Dissection can mimic pulmonary emergencies like pulmonary embolism because of the common presence of chest pain, dyspnea, and tachycardia. Aortic dissection can mimic neurologic emergencies, such as ischemic stroke, syncope, ataxia, altered mental status, and Horner’s syndrome, if the dissection extends into the carotid arteries.18,19 There also are documented cases of patients presenting with isolated limb paresthesias or plegia as the only symptom.20 Similarly, patients also can present with acute limb ischemia and associated limb pain. Dissection can present with obscure signs of ischemia in any organ. Patients could become acutely anuric with abdominal pain as a dissection causes malperfusion of the kidneys, or diffuse abdominal pain with pain out of proportion if the dissection causes acute mesenteric ischemia.1,2,21,22

Although pain is the most common presenting symptom, and acute pain increases the likelihood of acute dissection, pain also can be described as mild or worsening chronic pain that resembles musculoskeletal complaints.23 To further complicate diagnosis, patients also can present with painless dissection. These presentations are infrequent, accounting for 5% to 10% of patients with aortic dissection.7,24,25 In the literature, most painless dissections have some degree of neurologic symptoms, like those mentioned earlier, with some kind of neurologic finding 44% of the time.26

Diagnostic Approach

Imaging is the mainstay of diagnosis for aortic dissection or other aortic syndromes. Chest radiograph is a fast mode of initial evaluation. However, X-ray findings of aortic dissection are not reliable for diagnosis, and this evaluation is not sufficient to rule out acute aortic syndromes. The most common finding with acute aortic dissection on the chest radiograph is mediastinal enlargement, assessed to be about 54% sensitive and 92% specific.27 (See Figure 1.) Most patients presenting with acute dissection will have some abnormality on chest radiograph, so for this reason, it is a good initial imaging study to confirm the need for additional advanced imaging. However, because of the low sensitivity, it is not appropriate to rule out dissection. Also, the chest radiograph can be used to ensure that there is no additional pathology or complication contributing to the patient’s presentation, such as pneumothorax, hemothorax, or pneumonia.
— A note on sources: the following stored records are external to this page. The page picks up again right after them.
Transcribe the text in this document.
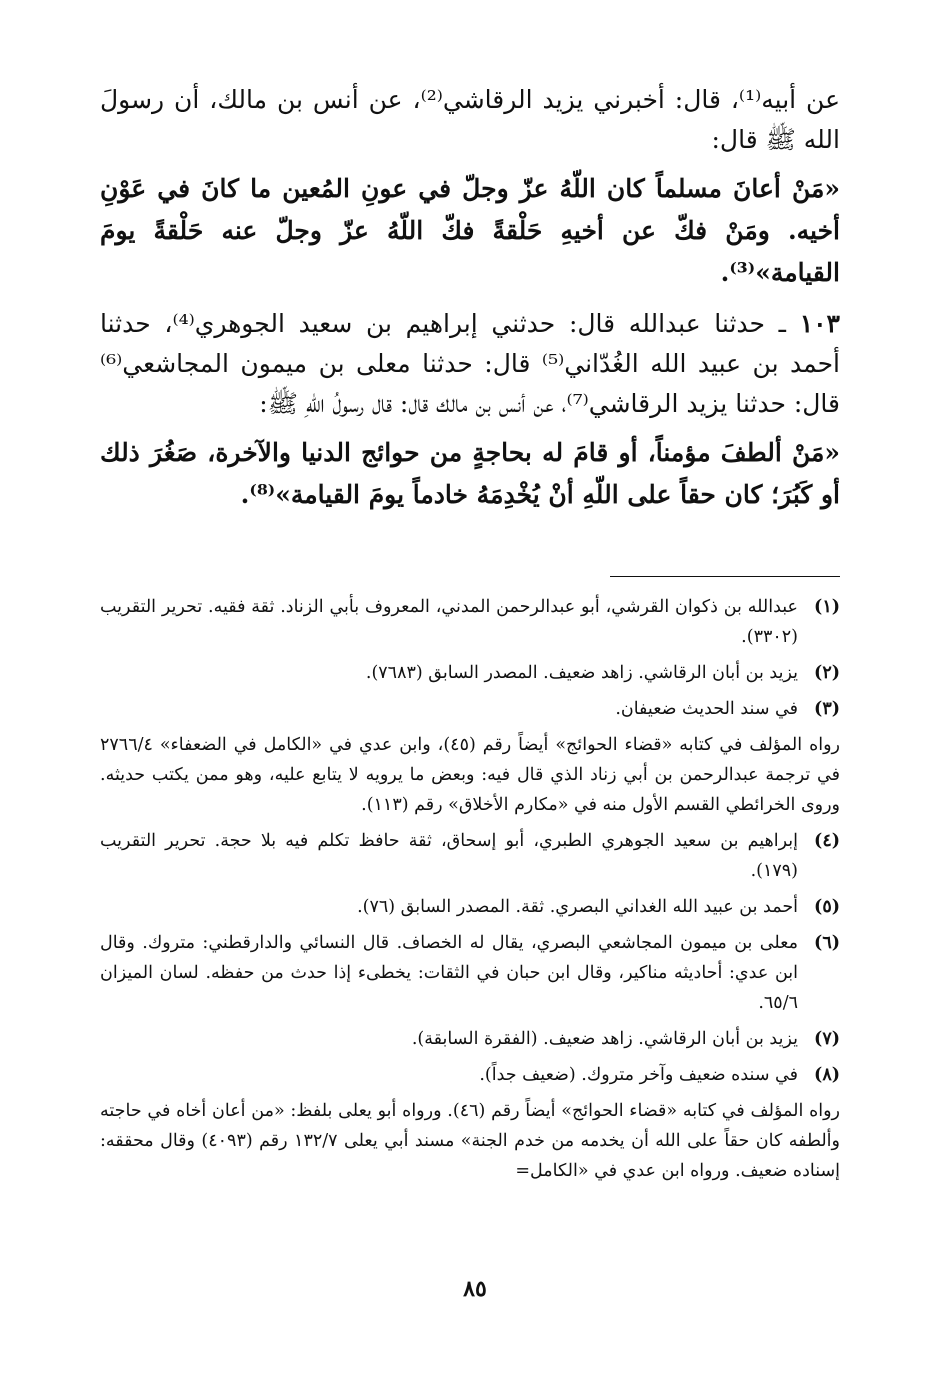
عن أبيه⁽¹⁾، قال: أخبرني يزيد الرقاشي⁽²⁾، عن أنس بن مالك، أن رسولَ الله ﷺ قال:

«مَنْ أعانَ مسلماً كان اللّهُ عزّ وجلّ في عونِ المُعين ما كانَ في عَوْنِ أخيه. ومَنْ فكّ عن أخيهِ حَلْقةً فكّ اللّهُ عزّ وجلّ عنه حَلْقةً يومَ القيامة»⁽³⁾.

١٠٣ ـ حدثنا عبدالله قال: حدثني إبراهيم بن سعيد الجوهري⁽⁴⁾، حدثنا أحمد بن عبيد الله الغُدّاني⁽⁵⁾ قال: حدثنا معلى بن ميمون المجاشعي⁽⁶⁾ قال: حدثنا يزيد الرقاشي⁽⁷⁾، عن أنس بن مالك قال: قال رسولُ اللّهِ ﷺ:

«مَنْ ألطفَ مؤمناً، أو قامَ له بحاجةٍ من حوائج الدنيا والآخرة، صَغُرَ ذلك أو كَبُرَ؛ كان حقاً على اللّهِ أنْ يُخْدِمَهُ خادماً يومَ القيامة»⁽⁸⁾.

(١)
عبدالله بن ذكوان القرشي، أبو عبدالرحمن المدني، المعروف بأبي الزناد. ثقة فقيه. تحرير التقريب (٣٣٠٢).
(٢)
يزيد بن أبان الرقاشي. زاهد ضعيف. المصدر السابق (٧٦٨٣).
(٣)
في سند الحديث ضعيفان.
رواه المؤلف في كتابه «قضاء الحوائج» أيضاً رقم (٤٥)، وابن عدي في «الكامل في الضعفاء» ٢٧٦٦/٤ في ترجمة عبدالرحمن بن أبي زناد الذي قال فيه: وبعض ما يرويه لا يتابع عليه، وهو ممن يكتب حديثه. وروى الخرائطي القسم الأول منه في «مكارم الأخلاق» رقم (١١٣).
(٤)
إبراهيم بن سعيد الجوهري الطبري، أبو إسحاق، ثقة حافظ تكلم فيه بلا حجة. تحرير التقريب (١٧٩).
(٥)
أحمد بن عبيد الله الغداني البصري. ثقة. المصدر السابق (٧٦).
(٦)
معلى بن ميمون المجاشعي البصري، يقال له الخصاف. قال النسائي والدارقطني: متروك. وقال ابن عدي: أحاديثه مناكير، وقال ابن حبان في الثقات: يخطىء إذا حدث من حفظه. لسان الميزان ٦٥/٦.
(٧)
يزيد بن أبان الرقاشي. زاهد ضعيف. (الفقرة السابقة).
(٨)
في سنده ضعيف وآخر متروك. (ضعيف جداً).
رواه المؤلف في كتابه «قضاء الحوائج» أيضاً رقم (٤٦). ورواه أبو يعلى بلفظ: «من أعان أخاه في حاجته وألطفه كان حقاً على الله أن يخدمه من خدم الجنة» مسند أبي يعلى ١٣٢/٧ رقم (٤٠٩٣) وقال محققه: إسناده ضعيف. ورواه ابن عدي في «الكامل=
٨٥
Figure 1. Chest Radiograph with Wide Mediastinum

Image courtesy of Daniel Migliaccio, MD

More specific but less common chest radiographic abnormalities seen in acute aortic dissection are widening of the aortic knob, an abnormal aortic contour, pleural effusions, or the calcium sign, which is the separation of intimal calcifications from the border of the aortic knob.1,4

The gold standard for diagnosis is the computed tomography angiography (CTA) because of its speed, high sensitivity, and high specificity for aortic pathology. The sensitivity and specificity of CTA for acute aortic dissection approaches 100%.1,4,28-30 (See Figures 2-4.) An important point when ordering the CTA is to specifically state the reason, such as “possible aortic dissection,” so the correct CT imaging protocol will be done to maximize accuracy.

Transesophageal echocardiography (TEE) is a good imaging modality for diagnosis of aortic dissection, with a sensitivity ranging from 80% to 100% and specificity of 90% to 100%. However, the feasibility is not compatible with the ED. TEE requires sedation, uses equipment that is not regularly kept in the ED, and requires a clinician who is trained in the use and interpretation of TEE which, at present, does not usually include an emergency physician. For these reasons, TEE usually is not a recommended study in the ED for diagnosis of aortic dissection.

Figure 2. CTA Showing Dissection of the Descending Thoracic Aorta with Sagittal View

Image courtesy of Daniel Migliaccio, MD

Figure 3. CTA Showing Intimal Flap in Dissection of the Descending Thoracic Aorta with Transverse View

Image courtesy of Daniel Migliaccio, MD

Figure 4. CTA Showing Aortic Dissection in Abdominal Aorta with Sagittal View

Image courtesy of Daniel Migliaccio, MD

Transthoracic echocardiography (TTE) is an ultrasound imaging modality that is more readily available in the ED and can be rapidly deployed at the bedside. Unfortunately, TTE is not a reliable method for diagnosis or exclusion of aortic dissection, specifically of the thoracic aorta. This is because of the lack of sensitivity that frequently can be attributed to technical limitations when trying to visualize the ascending aorta, aortic arch, or thoracic aorta. Thus, because of these limitations, TTE is not recommended for the definitive diagnosis of thoracic aortic dissections.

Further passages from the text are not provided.